A transport union which says Coles risks lives by pressuring truck drivers to meet tight deadlines is staging protests aimed at the supermarket giant’s shareholders as well as customers.
Transport Workers’ Union (TWU) members turned out for a small protest near a Sydney CBD Coles store on Wednesday, ahead of the annual general meeting of Wesfarmers, the owner of Coles, in Perth.
Acting TWU national secretary Michael Kaine said it was one of several rallies around the country drawing a link between Coles and deaths on Australian roads.
“We’re saying to shareholders that, while the company is telling you Coles is winning the price war … the cost of that war is absolute tragedy for Australians,” Kaine said.

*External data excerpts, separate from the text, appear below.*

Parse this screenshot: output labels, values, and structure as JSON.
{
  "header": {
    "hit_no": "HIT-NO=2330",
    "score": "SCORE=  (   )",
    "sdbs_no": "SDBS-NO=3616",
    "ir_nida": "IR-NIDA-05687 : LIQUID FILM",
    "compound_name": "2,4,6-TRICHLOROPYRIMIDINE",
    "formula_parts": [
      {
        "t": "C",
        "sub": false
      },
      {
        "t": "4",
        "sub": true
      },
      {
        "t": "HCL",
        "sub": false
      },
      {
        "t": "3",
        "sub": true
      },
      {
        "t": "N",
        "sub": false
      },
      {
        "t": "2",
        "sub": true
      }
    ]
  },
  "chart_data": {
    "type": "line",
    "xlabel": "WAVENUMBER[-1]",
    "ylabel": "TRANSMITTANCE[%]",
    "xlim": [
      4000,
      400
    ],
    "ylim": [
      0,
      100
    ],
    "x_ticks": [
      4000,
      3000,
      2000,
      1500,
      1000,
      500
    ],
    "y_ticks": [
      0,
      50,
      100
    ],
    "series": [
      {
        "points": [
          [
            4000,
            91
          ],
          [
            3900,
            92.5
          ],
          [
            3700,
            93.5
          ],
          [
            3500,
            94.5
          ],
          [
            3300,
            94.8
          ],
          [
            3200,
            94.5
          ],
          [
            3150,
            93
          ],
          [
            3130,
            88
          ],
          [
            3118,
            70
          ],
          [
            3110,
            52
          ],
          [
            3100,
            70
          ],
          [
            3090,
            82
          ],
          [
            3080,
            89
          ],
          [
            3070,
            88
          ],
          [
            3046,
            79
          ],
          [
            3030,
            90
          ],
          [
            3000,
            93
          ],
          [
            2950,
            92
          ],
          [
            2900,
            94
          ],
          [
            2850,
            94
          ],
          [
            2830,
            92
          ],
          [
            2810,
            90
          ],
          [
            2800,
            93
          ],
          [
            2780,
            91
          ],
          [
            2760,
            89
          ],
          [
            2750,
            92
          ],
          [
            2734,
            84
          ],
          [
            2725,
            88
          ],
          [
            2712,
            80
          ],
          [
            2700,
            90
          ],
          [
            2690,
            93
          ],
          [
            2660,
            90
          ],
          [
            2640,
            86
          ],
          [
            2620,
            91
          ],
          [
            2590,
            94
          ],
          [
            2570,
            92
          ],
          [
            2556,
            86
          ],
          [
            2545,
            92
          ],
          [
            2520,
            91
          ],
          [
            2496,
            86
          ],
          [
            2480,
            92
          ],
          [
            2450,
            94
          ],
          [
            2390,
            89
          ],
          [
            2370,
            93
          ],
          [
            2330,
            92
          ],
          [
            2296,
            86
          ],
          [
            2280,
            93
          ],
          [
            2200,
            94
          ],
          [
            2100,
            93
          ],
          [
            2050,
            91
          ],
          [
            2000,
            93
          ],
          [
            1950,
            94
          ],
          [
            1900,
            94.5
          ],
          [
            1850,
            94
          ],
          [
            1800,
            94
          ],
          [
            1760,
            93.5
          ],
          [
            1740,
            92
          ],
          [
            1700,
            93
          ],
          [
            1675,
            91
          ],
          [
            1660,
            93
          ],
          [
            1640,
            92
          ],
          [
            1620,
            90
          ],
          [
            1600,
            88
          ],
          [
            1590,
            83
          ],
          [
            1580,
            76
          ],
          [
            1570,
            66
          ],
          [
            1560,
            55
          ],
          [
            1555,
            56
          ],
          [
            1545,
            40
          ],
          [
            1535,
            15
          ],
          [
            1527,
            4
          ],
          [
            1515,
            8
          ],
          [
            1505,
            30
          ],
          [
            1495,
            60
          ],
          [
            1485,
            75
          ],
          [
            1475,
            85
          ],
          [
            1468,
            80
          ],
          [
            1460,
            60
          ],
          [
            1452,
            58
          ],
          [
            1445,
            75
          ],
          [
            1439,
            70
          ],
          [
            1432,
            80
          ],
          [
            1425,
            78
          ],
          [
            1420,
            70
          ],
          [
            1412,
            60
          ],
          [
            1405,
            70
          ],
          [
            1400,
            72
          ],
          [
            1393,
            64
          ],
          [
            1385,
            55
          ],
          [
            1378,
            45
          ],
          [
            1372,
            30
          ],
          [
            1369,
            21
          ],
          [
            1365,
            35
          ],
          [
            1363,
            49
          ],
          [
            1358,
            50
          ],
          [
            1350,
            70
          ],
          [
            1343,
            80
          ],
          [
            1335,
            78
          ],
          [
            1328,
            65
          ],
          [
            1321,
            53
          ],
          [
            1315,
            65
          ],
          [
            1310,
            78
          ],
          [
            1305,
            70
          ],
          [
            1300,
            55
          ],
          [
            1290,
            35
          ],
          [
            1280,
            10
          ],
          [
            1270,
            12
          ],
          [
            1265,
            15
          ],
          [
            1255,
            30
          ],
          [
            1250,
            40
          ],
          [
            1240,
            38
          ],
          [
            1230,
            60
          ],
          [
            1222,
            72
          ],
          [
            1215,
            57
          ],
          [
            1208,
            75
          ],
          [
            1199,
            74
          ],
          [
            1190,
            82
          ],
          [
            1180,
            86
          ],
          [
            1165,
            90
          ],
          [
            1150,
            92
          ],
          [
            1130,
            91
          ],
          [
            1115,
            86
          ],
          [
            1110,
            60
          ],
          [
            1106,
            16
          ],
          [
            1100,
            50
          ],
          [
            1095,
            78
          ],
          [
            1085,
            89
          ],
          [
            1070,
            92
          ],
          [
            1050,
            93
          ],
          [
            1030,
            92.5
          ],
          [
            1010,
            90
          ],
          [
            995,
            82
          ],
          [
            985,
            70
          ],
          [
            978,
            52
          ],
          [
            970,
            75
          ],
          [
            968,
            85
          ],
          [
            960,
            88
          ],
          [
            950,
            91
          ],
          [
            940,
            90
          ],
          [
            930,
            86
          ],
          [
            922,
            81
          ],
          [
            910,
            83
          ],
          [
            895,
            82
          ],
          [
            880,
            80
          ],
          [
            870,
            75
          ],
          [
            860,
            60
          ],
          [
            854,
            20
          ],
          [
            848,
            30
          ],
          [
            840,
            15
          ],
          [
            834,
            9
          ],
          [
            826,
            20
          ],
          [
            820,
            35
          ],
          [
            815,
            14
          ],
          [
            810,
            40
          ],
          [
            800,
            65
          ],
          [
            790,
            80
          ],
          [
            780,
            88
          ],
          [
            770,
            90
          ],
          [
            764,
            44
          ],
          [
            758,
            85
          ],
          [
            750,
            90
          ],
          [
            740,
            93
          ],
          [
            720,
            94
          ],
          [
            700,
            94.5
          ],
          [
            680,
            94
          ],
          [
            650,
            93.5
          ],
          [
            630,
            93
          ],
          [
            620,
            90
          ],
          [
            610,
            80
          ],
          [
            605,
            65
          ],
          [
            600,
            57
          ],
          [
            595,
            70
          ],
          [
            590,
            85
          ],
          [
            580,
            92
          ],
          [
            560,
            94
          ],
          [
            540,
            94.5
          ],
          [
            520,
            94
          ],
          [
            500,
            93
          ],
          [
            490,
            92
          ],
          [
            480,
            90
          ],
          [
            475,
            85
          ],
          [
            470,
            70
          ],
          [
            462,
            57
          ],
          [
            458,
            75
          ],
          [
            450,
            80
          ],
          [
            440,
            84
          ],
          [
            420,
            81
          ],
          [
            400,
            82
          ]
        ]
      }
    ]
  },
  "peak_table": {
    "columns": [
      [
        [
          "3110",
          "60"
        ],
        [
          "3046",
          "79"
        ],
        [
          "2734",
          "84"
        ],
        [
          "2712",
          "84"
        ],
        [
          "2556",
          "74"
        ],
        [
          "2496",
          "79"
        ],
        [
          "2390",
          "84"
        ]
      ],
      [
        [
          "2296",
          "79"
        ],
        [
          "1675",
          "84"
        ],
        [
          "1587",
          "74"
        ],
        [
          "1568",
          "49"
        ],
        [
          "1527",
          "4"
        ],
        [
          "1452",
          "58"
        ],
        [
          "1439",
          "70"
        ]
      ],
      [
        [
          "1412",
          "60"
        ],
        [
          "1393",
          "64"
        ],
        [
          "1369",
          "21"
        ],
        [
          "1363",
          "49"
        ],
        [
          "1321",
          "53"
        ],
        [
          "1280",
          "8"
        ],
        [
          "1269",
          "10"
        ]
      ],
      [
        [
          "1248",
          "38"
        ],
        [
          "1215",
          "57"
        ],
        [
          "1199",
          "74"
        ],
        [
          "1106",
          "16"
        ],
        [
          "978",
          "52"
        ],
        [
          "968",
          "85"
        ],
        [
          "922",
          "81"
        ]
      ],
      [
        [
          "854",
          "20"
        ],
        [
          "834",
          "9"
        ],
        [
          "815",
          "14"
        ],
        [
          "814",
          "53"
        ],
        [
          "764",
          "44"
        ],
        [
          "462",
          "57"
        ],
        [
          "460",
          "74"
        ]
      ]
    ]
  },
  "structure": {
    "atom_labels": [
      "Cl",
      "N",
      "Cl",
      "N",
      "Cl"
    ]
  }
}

He said 330 people die in Australian truck crashes each year.
A TWU report found 80 per cent of surveyed truck drivers carrying freight for Coles believed pressure from the company led to unsafe on-road practices.
Half said they had been forced to delay vehicle maintenance.
Kaine told AAP the company could afford to address supply chain hazards, even though most drivers were not directly employed by Coles.
“This is the standard line from major retailers and particularly Coles, that they don’t have control, it’s not their responsibility,” he said.
“But of course it is. They have absolute and supreme economic control. Any supplier who tries to cross them is ostracised.
“The commercial retribution is instant and fatal for those companies.” Wearing shirts that aped the supermarket’s ‘big red hand’ logo, the dozen-odd TWU members at Wednesday’s lunchtime rally sang to bemused city workers passing by.
“I don’t know but I’ve been told, life is tough out on the road. Coles we know you are to blame, pushing safety down the chain,” they chorused.
The union planned to put questions on supply chain safety to the Wesfarmers board later on Wednesday, Kaine said.
Coles spokesman Jim Cooper told AAP, “Our transport business is managed by large and reputable transport providers such as Linfox and Toll, who are very proud of their safety record.
“In no way do our transport contracts with such companies force drivers into unsafe or illegal practices.”
In a statement, the company said only 35 deaths involving trucks in 2011 were related to the food and liquor industry, and none of these involved deliveries to Coles.